"when we shut down the two servers that are on the same subnet together the cluster shuts down and should remain online, as we have a witness files share.
when we turn off one of the servers that are on the same subnet, we wait and turn off the other and the third node that is on another subnet is able to keep the cluster online."
This sounds absolutely normal. Since Windows Server 2012, clusters have the ability to have a dynamic quorum. In other words, the number of nodes required for quorum changes as the number of nodes in the cluster changes. In your first situation you have a cluster with an odd number of nodes, so the witness does not contribute a vote to the quorum because you have a sufficient of nodes to maintain quorum (two) should a single node fail. But shutting down two nodes, you are leaving a cluster with a single node and a quorum count of one, so the cluster stops.
In your second situation, you shut down a single node and wait before shutting down the second node. What happens there is that when you shut down the single node, the witness now becomes a quorum member. Your quorum remains at two, but now the witness can provide a vote. When the second node is shut down, the witness keeps the quorum at two and the cluster continues.

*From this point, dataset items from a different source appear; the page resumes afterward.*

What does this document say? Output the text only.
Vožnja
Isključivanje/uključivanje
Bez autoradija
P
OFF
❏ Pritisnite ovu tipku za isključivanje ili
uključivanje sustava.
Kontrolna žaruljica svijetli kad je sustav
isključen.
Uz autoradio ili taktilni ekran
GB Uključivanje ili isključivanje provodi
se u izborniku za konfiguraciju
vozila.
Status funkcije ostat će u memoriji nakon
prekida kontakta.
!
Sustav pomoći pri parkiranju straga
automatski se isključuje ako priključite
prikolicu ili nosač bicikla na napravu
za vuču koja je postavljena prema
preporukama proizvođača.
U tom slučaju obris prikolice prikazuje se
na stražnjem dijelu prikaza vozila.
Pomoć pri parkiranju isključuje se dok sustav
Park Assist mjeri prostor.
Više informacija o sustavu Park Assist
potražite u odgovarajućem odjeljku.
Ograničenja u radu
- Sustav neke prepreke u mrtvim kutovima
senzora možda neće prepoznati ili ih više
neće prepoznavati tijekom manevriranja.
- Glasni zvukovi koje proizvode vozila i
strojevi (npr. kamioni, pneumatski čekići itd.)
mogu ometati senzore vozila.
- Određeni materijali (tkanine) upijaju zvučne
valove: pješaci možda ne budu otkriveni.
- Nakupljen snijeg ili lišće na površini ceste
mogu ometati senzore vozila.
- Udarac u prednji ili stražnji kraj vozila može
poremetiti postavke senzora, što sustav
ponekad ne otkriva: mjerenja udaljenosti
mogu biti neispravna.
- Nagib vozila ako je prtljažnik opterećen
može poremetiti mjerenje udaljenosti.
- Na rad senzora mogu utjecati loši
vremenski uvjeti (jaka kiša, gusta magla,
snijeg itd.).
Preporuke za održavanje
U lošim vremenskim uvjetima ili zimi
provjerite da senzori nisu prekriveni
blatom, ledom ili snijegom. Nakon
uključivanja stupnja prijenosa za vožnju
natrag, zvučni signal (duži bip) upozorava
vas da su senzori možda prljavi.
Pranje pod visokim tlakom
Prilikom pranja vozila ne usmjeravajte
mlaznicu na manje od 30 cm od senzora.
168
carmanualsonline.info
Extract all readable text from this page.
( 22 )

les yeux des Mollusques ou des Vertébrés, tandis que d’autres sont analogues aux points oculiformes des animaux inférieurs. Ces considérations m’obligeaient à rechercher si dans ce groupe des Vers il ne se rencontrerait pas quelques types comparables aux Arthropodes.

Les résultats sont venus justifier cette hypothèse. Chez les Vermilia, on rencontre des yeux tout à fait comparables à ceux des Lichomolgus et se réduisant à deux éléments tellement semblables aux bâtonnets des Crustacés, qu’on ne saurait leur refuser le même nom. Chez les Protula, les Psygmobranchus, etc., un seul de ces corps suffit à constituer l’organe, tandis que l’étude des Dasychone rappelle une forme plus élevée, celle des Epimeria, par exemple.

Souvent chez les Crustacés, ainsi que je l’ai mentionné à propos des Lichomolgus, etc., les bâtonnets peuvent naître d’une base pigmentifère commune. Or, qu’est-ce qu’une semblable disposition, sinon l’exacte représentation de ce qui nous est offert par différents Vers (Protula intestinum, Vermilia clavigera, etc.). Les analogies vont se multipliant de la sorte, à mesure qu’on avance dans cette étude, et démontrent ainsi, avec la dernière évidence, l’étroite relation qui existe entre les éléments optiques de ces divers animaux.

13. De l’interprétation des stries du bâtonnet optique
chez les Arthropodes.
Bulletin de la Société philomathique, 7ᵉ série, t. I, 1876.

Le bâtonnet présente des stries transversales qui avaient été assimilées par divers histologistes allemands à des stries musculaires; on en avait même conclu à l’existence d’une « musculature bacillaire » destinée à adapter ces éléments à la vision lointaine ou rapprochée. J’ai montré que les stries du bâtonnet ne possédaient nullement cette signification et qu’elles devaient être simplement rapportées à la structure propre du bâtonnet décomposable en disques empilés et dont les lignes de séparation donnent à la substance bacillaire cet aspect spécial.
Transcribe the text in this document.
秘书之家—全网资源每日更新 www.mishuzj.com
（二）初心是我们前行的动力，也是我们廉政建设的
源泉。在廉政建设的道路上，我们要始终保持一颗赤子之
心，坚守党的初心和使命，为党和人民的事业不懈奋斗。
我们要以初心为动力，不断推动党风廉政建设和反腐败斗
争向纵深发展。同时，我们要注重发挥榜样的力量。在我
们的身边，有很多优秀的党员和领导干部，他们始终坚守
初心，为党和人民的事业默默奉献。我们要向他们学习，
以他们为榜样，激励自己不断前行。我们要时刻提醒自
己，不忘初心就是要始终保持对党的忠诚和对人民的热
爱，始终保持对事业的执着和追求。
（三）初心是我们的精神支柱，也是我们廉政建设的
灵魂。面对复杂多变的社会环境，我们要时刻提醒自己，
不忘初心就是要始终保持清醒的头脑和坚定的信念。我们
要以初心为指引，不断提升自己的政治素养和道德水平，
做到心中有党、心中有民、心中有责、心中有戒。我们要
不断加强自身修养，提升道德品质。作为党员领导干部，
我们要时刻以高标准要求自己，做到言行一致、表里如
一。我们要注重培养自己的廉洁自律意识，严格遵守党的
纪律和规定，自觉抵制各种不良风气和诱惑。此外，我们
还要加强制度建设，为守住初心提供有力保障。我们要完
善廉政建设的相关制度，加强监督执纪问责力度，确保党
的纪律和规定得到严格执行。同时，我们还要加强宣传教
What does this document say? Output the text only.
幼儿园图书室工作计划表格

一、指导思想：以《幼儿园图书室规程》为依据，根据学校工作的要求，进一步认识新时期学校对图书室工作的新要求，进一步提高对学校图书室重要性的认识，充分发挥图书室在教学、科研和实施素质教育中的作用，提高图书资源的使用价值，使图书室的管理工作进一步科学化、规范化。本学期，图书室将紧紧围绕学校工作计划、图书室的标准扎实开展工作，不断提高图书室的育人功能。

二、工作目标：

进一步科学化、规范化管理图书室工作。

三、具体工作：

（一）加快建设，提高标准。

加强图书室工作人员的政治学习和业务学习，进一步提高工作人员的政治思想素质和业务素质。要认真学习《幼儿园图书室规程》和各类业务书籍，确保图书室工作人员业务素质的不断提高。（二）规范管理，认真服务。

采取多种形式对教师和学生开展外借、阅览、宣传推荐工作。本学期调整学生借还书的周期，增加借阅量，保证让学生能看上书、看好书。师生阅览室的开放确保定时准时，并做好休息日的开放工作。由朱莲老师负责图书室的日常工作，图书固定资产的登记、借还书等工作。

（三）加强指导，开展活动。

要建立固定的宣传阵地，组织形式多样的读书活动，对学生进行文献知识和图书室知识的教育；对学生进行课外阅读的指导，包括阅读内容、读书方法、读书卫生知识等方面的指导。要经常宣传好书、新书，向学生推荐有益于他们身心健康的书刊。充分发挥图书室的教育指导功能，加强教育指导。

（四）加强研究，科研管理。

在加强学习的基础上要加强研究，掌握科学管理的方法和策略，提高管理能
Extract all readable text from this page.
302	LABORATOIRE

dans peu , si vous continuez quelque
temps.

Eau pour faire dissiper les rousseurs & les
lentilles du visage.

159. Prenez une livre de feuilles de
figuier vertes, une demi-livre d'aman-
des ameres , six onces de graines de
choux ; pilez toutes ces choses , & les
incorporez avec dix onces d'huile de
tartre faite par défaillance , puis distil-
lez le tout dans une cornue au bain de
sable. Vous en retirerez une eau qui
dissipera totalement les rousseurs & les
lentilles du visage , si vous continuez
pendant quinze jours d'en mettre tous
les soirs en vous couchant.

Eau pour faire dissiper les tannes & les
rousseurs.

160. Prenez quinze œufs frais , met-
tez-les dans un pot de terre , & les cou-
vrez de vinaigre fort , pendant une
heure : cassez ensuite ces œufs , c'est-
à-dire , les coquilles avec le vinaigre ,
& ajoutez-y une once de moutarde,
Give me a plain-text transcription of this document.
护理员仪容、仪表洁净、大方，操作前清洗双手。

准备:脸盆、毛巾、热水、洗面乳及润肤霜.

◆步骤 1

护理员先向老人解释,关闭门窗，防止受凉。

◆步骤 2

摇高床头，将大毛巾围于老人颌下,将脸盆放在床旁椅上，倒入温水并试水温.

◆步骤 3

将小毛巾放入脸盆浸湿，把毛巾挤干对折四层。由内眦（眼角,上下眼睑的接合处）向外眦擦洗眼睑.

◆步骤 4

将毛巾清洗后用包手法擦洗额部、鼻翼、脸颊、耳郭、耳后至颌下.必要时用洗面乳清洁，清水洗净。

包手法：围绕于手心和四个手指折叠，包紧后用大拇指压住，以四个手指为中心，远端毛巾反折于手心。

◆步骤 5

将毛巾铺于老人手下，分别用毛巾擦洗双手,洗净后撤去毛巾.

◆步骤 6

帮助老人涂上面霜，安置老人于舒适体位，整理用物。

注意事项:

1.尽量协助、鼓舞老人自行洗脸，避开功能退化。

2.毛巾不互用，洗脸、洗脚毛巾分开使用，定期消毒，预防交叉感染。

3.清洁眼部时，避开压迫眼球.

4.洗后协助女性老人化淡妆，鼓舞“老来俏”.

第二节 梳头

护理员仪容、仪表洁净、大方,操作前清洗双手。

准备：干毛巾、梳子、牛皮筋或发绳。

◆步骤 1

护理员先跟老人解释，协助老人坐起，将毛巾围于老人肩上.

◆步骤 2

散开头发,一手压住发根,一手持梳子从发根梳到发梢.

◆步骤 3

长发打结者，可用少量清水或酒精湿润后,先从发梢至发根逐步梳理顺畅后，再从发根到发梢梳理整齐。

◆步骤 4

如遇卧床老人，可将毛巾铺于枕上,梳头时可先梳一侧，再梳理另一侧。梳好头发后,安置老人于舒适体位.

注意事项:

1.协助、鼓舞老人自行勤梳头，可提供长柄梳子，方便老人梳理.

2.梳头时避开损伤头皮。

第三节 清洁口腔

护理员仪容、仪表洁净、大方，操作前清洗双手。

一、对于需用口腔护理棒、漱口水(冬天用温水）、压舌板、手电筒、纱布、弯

The issue is shutting down the two nodes at the same time. That does not allow the dynamic quorum to adjust for the loss of a single node. In the second case where you wait between shutting down the nodes, the witness jumps in to provide the needed quorum vote. In your first situation you created a double failure by shutting down both nodes. In your second situation, by waiting between shutting down the two nodes, you allowed the dynamic quorum capability to keep the cluster running.